The Environmental and Energy Study Institute and the Heinrich Böll Foundation held Biofuels and Tortillas: A US-Mexican Tale of Chances and Challenges, a discussion on the impacts of US demand for ethanol on world markets, specifically Mexican tortilla markets.

A few weeks ago, hundreds of thousands of Mexicans were taking to the street to protest rising prices for tortillas, a food staple especially for the poorest of Mexicans. While Mexico has been traditionally an exporter of corn, more than ten years into the North American Free Trade Agreement (NAFTA) with Canada and the United States, Mexico has become increasingly dependent on growing corn imports from the United States. In the wake of rapid NAFTA implementation, many Mexican farmers have left the countryside as they were unable to compete with subsidized US commodity prices. More recently, American corn prices have risen substantially as domestic demand for corn has increased for the production of bioethanol, a renewable fuel, and thereby affecting tortilla prices in Mexico.
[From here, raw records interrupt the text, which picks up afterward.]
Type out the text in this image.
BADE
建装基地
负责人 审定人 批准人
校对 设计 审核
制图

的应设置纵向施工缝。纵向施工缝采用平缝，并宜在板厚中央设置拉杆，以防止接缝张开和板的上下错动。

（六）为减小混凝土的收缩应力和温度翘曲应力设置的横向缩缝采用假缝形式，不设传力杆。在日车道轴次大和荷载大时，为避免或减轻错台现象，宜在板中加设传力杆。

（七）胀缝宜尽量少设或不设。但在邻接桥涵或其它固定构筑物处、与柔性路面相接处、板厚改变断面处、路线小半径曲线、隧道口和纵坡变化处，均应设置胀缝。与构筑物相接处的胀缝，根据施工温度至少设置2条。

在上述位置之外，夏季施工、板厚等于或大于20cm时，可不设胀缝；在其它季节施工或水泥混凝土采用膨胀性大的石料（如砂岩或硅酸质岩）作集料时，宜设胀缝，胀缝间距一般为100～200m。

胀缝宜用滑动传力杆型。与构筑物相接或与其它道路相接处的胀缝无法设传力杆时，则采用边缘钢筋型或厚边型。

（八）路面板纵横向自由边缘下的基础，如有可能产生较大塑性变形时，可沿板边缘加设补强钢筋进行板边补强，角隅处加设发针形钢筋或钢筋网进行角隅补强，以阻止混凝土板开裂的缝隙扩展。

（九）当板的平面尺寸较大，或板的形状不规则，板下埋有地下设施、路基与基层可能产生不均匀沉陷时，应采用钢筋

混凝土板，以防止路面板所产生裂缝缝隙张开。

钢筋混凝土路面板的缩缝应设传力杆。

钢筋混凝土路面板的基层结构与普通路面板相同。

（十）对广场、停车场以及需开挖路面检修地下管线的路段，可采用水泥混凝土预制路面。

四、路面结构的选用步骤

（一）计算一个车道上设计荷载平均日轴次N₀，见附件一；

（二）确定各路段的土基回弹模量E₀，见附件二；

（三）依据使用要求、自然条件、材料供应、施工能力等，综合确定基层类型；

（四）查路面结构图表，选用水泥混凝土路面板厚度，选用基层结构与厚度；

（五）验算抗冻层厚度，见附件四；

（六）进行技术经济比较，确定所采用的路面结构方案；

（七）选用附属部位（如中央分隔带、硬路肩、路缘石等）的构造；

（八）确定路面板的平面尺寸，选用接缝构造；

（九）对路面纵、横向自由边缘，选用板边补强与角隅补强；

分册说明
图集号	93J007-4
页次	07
With the US Administration pushing for a rapid expansion of the domestic use of alternative fuels such as bioethanol in next few years, many agricultural experts forecast that US corn exports, including those to Mexico, could decline significantly. For Mexico, this could mean the need to encourage higher domestic production and to reduce its reliance on imports in order to increase the country’s food security.

While the debate on the desirability and increased use of biofuels in industrialized countries is often simplistically and wrongly pitted as “fuel vs. food”, the example of the Mexican tortilla price crisis does illustrate that the linkages between biofuels, agricultural trade policies, rural development strategies, both domestically and abroad, should be explored and analyzed more thoroughly.